人選はどのような基準で決めればよいだろうか。リーマンショックのような金融危機であれ、たびたび起こる大地震であれ、事業を混乱・中断させる事態ともなれば、だれが指揮してどんなメンバーで全社を動かすかはだいたい決まっている。社長やCEOを頂点とする中間管理層以上のメンバーである。緊急対策本部長=社長、副本部長=専務または総務部長…などなど。一般従業員は含まれない。
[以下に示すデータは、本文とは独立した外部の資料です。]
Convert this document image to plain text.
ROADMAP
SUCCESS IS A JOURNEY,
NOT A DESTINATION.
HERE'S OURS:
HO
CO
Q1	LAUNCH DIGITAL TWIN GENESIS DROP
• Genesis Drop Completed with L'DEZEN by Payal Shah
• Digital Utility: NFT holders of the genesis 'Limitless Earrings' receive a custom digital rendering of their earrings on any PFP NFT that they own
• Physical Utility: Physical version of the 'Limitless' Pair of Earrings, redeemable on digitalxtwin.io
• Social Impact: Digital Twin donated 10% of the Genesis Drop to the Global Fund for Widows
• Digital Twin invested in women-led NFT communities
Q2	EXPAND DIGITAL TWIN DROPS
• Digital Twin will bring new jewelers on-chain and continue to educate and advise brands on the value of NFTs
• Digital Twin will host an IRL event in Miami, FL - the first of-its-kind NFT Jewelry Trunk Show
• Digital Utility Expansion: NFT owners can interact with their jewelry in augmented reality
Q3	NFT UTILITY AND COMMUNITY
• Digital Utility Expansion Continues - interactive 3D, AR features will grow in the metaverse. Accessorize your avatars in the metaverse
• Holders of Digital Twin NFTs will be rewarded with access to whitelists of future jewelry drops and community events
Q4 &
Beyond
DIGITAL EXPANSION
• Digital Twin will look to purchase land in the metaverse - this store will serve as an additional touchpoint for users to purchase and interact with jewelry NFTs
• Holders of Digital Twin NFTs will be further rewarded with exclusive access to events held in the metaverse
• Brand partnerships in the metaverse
しかし現実的には、メンバーに指名された中間管理職の人々の顔に戸惑いや浮かぬ顔もみられる。これまで経験したことのない活動の責任者を任されることで、いざというとき判断や対応が後手に回り、責任を問われたり周囲に迷惑がかかるのではないかという不安である。しかしこの心情は誰しも同じだろう(社長でさえも)。
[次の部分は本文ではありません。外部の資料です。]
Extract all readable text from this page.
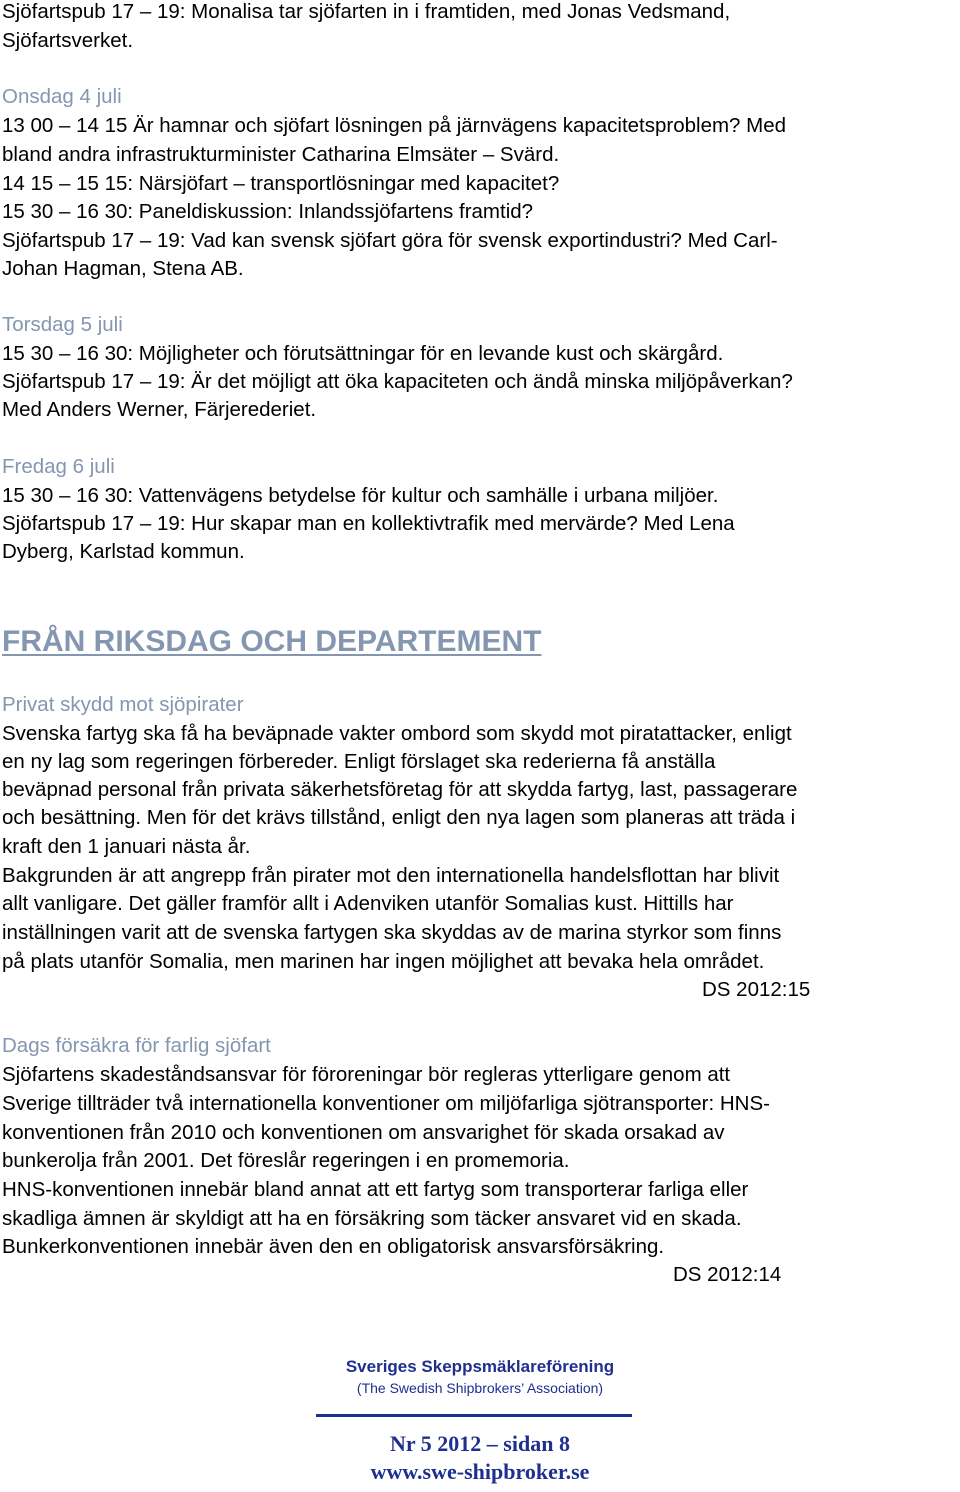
Sjöfartspub 17 – 19: Monalisa tar sjöfarten in i framtiden, med Jonas Vedsmand,

Sjöfartsverket.

Onsdag 4 juli

13 00 – 14 15 Är hamnar och sjöfart lösningen på järnvägens kapacitetsproblem? Med

bland andra infrastrukturminister Catharina Elmsäter – Svärd.

14 15 – 15 15: Närsjöfart – transportlösningar med kapacitet?

15 30 – 16 30: Paneldiskussion: Inlandssjöfartens framtid?

Sjöfartspub 17 – 19: Vad kan svensk sjöfart göra för svensk exportindustri? Med Carl-

Johan Hagman, Stena AB.

Torsdag 5 juli

15 30 – 16 30: Möjligheter och förutsättningar för en levande kust och skärgård.

Sjöfartspub 17 – 19: Är det möjligt att öka kapaciteten och ändå minska miljöpåverkan?

Med Anders Werner, Färjerederiet.

Fredag 6 juli

15 30 – 16 30: Vattenvägens betydelse för kultur och samhälle i urbana miljöer.

Sjöfartspub 17 – 19: Hur skapar man en kollektivtrafik med mervärde? Med Lena

Dyberg, Karlstad kommun.

FRÅN RIKSDAG OCH DEPARTEMENT

Privat skydd mot sjöpirater

Svenska fartyg ska få ha beväpnade vakter ombord som skydd mot piratattacker, enligt

en ny lag som regeringen förbereder. Enligt förslaget ska rederierna få anställa

beväpnad personal från privata säkerhetsföretag för att skydda fartyg, last, passagerare

och besättning. Men för det krävs tillstånd, enligt den nya lagen som planeras att träda i

kraft den 1 januari nästa år.

Bakgrunden är att angrepp från pirater mot den internationella handelsflottan har blivit

allt vanligare. Det gäller framför allt i Adenviken utanför Somalias kust. Hittills har

inställningen varit att de svenska fartygen ska skyddas av de marina styrkor som finns

på plats utanför Somalia, men marinen har ingen möjlighet att bevaka hela området.

DS 2012:15

Dags försäkra för farlig sjöfart

Sjöfartens skadeståndsansvar för föroreningar bör regleras ytterligare genom att

Sverige tillträder två internationella konventioner om miljöfarliga sjötransporter: HNS-

konventionen från 2010 och konventionen om ansvarighet för skada orsakad av

bunkerolja från 2001. Det föreslår regeringen i en promemoria.

HNS-konventionen innebär bland annat att ett fartyg som transporterar farliga eller

skadliga ämnen är skyldigt att ha en försäkring som täcker ansvaret vid en skada.

Bunkerkonventionen innebär även den en obligatorisk ansvarsförsäkring.

DS 2012:14
Sveriges Skeppsmäklareförening
(The Swedish Shipbrokers’ Association)
Nr 5 2012 – sidan 8
www.swe-shipbroker.se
こうした未知への不安を取り除くには、訓練や演習を通じて一通りやるべきことをなぞってみるのが一番である。その不安が解消されれば、あとは安心して任務を任せられる、あるいはお互いに心置きなく協力し合えるベターな関係作りに配慮するだけである。

■対策本部機能の2つのアプローチ

緊急対策本部のメンバーはどのような役割を担うのだろうか。これは2つの考え方ができる。一つは人員に余裕のない中小企業では、現行の各部門長(部長や代理としての課長)がそのままBCPに自分の担当業務責任者として名を連ねるものである。下記の例に示すように、それぞれ業務ごとに専任されたプロフェッショナルなメンバーだから、役割の付与という意味では最も自然な形で受け入れられるだろう。

(1)従来の業務部門単位による役割の付与
・社長…危機対策本部長(全体の総指揮、重要な意思決定、指揮命令)
・総務部長…部門間調整、経理、従業員の管理、物資調達管理
・生産部長…製造業などの場合は生産ラインの継続と復旧の責任者
・営業部長…顧客・取引先対応の責任者
・情報システム部長…ITと通信の復旧責任者
・その他…

(2)ICS(インシデント・コマンド・システム)による役割の付与
一方、災害対応に特化した役割や機能を全面に出す考え方もある。ICSもその一つである。ICSとは災害時の命令系統や管理手法を標準化したシステムで、5つの基本機能として指揮 (Command)、実行 (Operations)、計画情報 (Planning)、後方支援 (Logistics)、財務・総務 (Finance/Administration) から成る。このように書くと何となく高度で特殊なイメージを抱くが、しかし筆者は、2003年に神戸市の「人と防災未来センター」の資料室でほぼICSと同じ機能を持つ中堅企業の地震対策計画のサンプルを閲覧したのを覚えている。また、筆者が以前講義を受けたことのある危機管理コンサルタント、レジーナ・フェルプス(Regina Phelps)氏の話では、ICSはスケーラブルなので企業規模の大小を問わず適用可能とのことだった。最近は国内でもICSを積極的に取り入れている企業や市民団体があるという。